Disability Doesn't Define the Holidays

Years ago a new friend asked me how I could appreciate the Christmas season. It initially seemed a foolish question. Then I realized it was a very culture-based question. Look at some distinctions

Years ago a new friend asked me how I could appreciate the Christmas season. It initially seemed a foolish question. Then I realized it was a very culture-based question.

Look at some distinctions with me.

One culture celebrates the season with tea and shortbread, another with ham and greens. One lights candles in a menorah, another strings lights on a tree. One takes trips to the mountains, another ladles green beans and gravy into takeout containers for children who might otherwise have gone without dinner.

You get the idea. Now consider some other groups.

One culture — that of ordinary visual, auditory and cognitive perceptions versus an experience in which one or all three are compromised. One culture in which all physical parts are mobile and agile, and another in which arms or legs are compromised.

One culture in which changes in emotional environment — triggers for sorrow, joy, chaos and quietude — are all taken in stride, without ripple, and another in which abrupt changes cause psychological trauma.

Now, what is the experience of the Christmas season? For one individual, rooted in the culture where all sensual perceptions are equal, it is an immersion in light and color, animation and icon. Or perhaps it is an immersion in music and sound — horses' hooves on downtown pavement, choral and orchestral riches, church bells chiming. For still others, perhaps it is an opportunity to absorb literature of the season — religious tomes, classic lore, topical tales of miracle and merriment.

Then, for that cultural enclave where all are physically able and agile, Christmas might mean ice skating, sleigh-riding, downhill skiing, dashing through parking lots and malls or maybe scaling stone and stucco to slip or wiggle down a chimney or two.

And don't forget the "ordinary" psychological culture, the one in which all members can hear the music, the crowd, the laughter and screaming of overwrought children, see the lights, the advertisements, negotiate the traffic, all the while remaining calm and unperplexed.

If you can imagine these distinct groups and realize that no one person possesses all of these characteristics or abilities, then you are on the way to understanding that disability is not the exception but the norm, an identifiable 20 percent of the "norm" at any rate, and that "ordinary" or "typical" might be figments of our imagination.

Now to get back to the business of experiencing or appreciating the Christmas season: How does a person whose culture means the limitation or compromise of one of the senses, physical mobility or mental prowess?

Personally, I've been a great lover of Christmas for as long as I can remember. There have been years when I couldn't get enough of Jimmy Stewart in It's a Wonderful Life or Natalie Wood as Suzy in Miracle on 34th Street.

I love the cookies, the carols, the craziness of schedules, even the too-long family newsletters. Whether in church or the mall, people are inarguably kinder in general and more tolerant of infringement on personal space.

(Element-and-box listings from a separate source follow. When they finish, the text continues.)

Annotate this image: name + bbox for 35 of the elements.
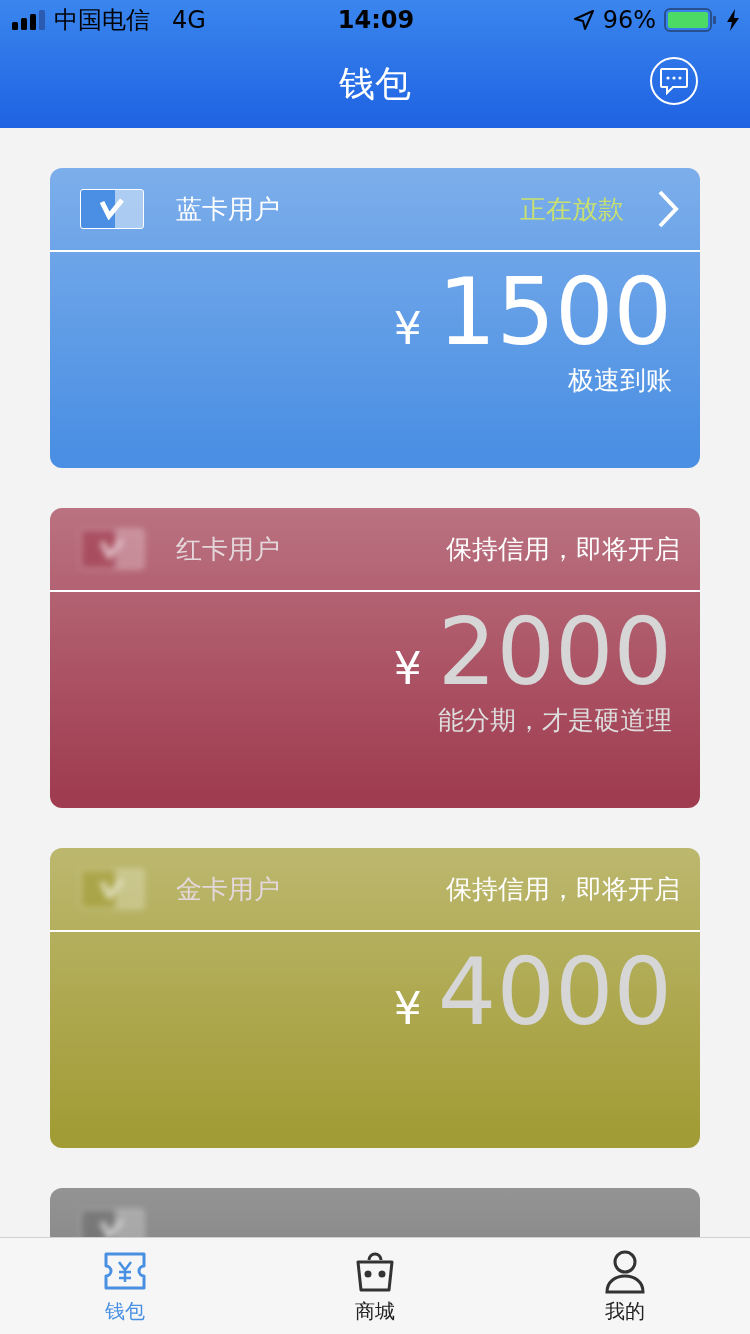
- card-status: 保持信用，即将开启: [446, 872, 680, 906]
- chat-bubble-icon: [659, 67, 689, 95]
- card-logo-icon: [80, 1209, 144, 1237]
- card-tier-name: 蓝卡用户: [176, 192, 280, 226]
- card-logo-icon: [80, 869, 144, 909]
- page-title: 钱包: [339, 61, 411, 106]
- credit-amount: 1500: [437, 262, 672, 364]
- message-button[interactable]: [650, 57, 698, 105]
- card-slogan: 能分期，才是硬道理: [438, 704, 672, 738]
- battery-icon: [664, 8, 718, 32]
- card-tier-name: 红卡用户: [176, 532, 280, 566]
- wallet-card[interactable]: 蓝卡用户 正在放款 ¥ 1500 极速到账: [50, 168, 700, 468]
- tab-bar-item[interactable]: 我的: [500, 1238, 750, 1334]
- wallet-card[interactable]: 红卡用户 保持信用，即将开启 ¥ 2000 能分期，才是硬道理: [50, 508, 700, 808]
- card-slogan: 极速到账: [568, 364, 672, 398]
- battery-percent: 96%: [602, 6, 656, 34]
- tab-bar-item[interactable]: 钱包: [0, 1238, 250, 1334]
- charging-bolt-icon: [726, 9, 740, 31]
- card-status: 正在放款: [520, 192, 624, 226]
- credit-amount: 4000: [437, 942, 672, 1044]
- chevron-right-icon: [656, 189, 680, 229]
- clock-time: 14:09: [337, 6, 415, 34]
- credit-amount: 2000: [437, 602, 672, 704]
- card-logo-icon: [80, 189, 144, 229]
- network-type: 4G: [172, 6, 206, 34]
- location-arrow-icon: [572, 9, 595, 31]
- currency-symbol: ¥: [393, 983, 422, 1034]
- signal-icon: [12, 10, 46, 30]
- card-logo-icon: [80, 529, 144, 569]
- currency-symbol: ¥: [393, 303, 422, 354]
- card-status: 保持信用，即将开启: [446, 532, 680, 566]
- carrier-name: 中国电信: [54, 5, 150, 36]
- currency-symbol: ¥: [393, 643, 422, 694]
- card-tier-name: 金卡用户: [176, 872, 280, 906]
- tab-bar-item[interactable]: 商城: [250, 1238, 500, 1334]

Is my pleasure different from yours? Undoubtedly so. Is it related to my disability? Highly improbable.

Let me put it another way. I have a friend who uses a wheelchair who absolutely adores ice-skating. She can't do it, but she loves to watch it.

You can have an intellectual disability and still love the plays, the books, the movies associated with the season. You can have a hearing impairment and still enjoy the music. Maybe it's louder; maybe you only hear some parts of the orchestra.

On the other hand, you can be of the culture where all hearing, seeing, walking, reading, processing information is of the "ordinary" category and still not see the smile of the stranger who lets you have the parking space or hear the harmonies produced by kids in the lobby.

What each of us experiences this holiday season is largely a factor of attitude — heart and soul, you might say — more than intellectual superiority, athletic prowess, perfect hearing or sight.

My own response to the season, for example, is a little slower to catch on than in some previous years — and yet, one morning last week, I had a moment of sheer joy.

I came downstairs to make the coffee, begin the day, my preoccupation an intense tumble of work, house, family — the typical tedious to-dos. Then in an instant I was filled with an indescribable delight, an irrepressible smile zapping that somber concentration in a heartbeat. The reason? I suddenly inhaled the fragrance of the Fraser fir installed in my living room the night before.

And that's my experience of the season. It's fleeting and fabulous and available to anyone, with or without disability.